Fates Worse Than Death
First edition | |
Author | Kurt Vonnegut |
---|---|
Country | United States |
Language | English |
Publisher | G. P. Putnam's Sons |
Publication date |
1991 (1st edition), September 1, 1992 (Reprint) |
Media type | Print (Hardcover, Paperback) |
Pages | 240 |
ISBN | 0-399-13633-9 |
OCLC | 26523103 |
Preceded by | Hocus Pocus |
Fates Worse than Death, subtitled An Autobiographical Collage of the 1980s, is a 1991 collection of essays, speeches, and other previously uncollected writings by author Kurt Vonnegut Jr.. In the introduction to the book, Vonnegut acknowledges that the book is similar to an earlier book, Palm Sunday. In it he discusses his attempted suicide.

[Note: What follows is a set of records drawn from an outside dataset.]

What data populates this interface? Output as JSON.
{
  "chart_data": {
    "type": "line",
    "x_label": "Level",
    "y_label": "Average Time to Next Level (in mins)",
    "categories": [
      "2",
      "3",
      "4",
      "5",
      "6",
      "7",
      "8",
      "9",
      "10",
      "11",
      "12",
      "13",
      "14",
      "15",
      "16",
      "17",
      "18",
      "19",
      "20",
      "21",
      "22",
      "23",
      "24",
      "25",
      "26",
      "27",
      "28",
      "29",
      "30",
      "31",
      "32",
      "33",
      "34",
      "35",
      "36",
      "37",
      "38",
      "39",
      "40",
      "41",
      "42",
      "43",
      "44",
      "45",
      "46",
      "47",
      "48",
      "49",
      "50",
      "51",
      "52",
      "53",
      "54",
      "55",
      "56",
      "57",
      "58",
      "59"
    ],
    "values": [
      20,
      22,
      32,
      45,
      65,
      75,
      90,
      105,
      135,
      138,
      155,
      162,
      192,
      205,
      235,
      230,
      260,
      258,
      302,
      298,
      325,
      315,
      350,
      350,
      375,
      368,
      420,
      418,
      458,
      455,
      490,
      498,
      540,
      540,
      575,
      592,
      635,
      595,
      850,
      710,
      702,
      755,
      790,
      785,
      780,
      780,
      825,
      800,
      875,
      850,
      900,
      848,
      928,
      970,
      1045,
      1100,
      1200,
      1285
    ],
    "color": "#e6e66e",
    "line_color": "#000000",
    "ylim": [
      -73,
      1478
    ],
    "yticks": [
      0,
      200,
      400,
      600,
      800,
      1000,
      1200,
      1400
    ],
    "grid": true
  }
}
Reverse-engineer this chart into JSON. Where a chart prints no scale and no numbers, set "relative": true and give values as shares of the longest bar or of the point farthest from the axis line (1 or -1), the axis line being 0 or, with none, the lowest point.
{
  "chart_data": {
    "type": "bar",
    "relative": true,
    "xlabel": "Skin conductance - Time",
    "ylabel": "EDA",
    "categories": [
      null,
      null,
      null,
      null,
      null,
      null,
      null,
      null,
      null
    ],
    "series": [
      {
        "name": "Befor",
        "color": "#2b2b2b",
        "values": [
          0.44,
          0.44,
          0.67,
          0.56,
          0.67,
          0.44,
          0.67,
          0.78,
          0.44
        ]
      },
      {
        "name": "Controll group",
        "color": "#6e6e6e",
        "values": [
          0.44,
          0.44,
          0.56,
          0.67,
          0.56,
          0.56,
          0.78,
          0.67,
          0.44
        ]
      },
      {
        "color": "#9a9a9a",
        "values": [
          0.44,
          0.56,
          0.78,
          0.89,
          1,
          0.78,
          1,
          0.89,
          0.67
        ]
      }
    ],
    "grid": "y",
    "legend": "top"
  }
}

This book also includes a "humanist requiem" that Vonnegut wrote as a reaction to the Roman Catholic Requiem, which he had heard in Andrew Lloyd Webber's setting and whose text he found "terrible and sadistic".[1] Vonnegut's own text was then set as a "Cosmos Cantata" by the composer Seymour Barab, of whom Vonnegut said, "Barab's music is full of magic. He proved to an atheist that God exists. What an honor to have worked with him."[2]
The ending of this text is as follows:
- "Let not eternal light disturb our sleep, O Cosmos, for Thou art merciful. Deliver me, O Cosmos, from everlasting wakefulness. On that dread day when the heavens and earth shall quake, when we shall dissolve the world into glowing ashes in the name of gods unknowable, I am seized with trembling and I am afraid until that day of reckoning shall arrive. Hence I pray, Deliver me, O Cosmos, from everlasting wakefulness on that day of wrath, calamity and misery. Rest grant us, O Cosmos, and let not light perpetual disturb our sleep."[3]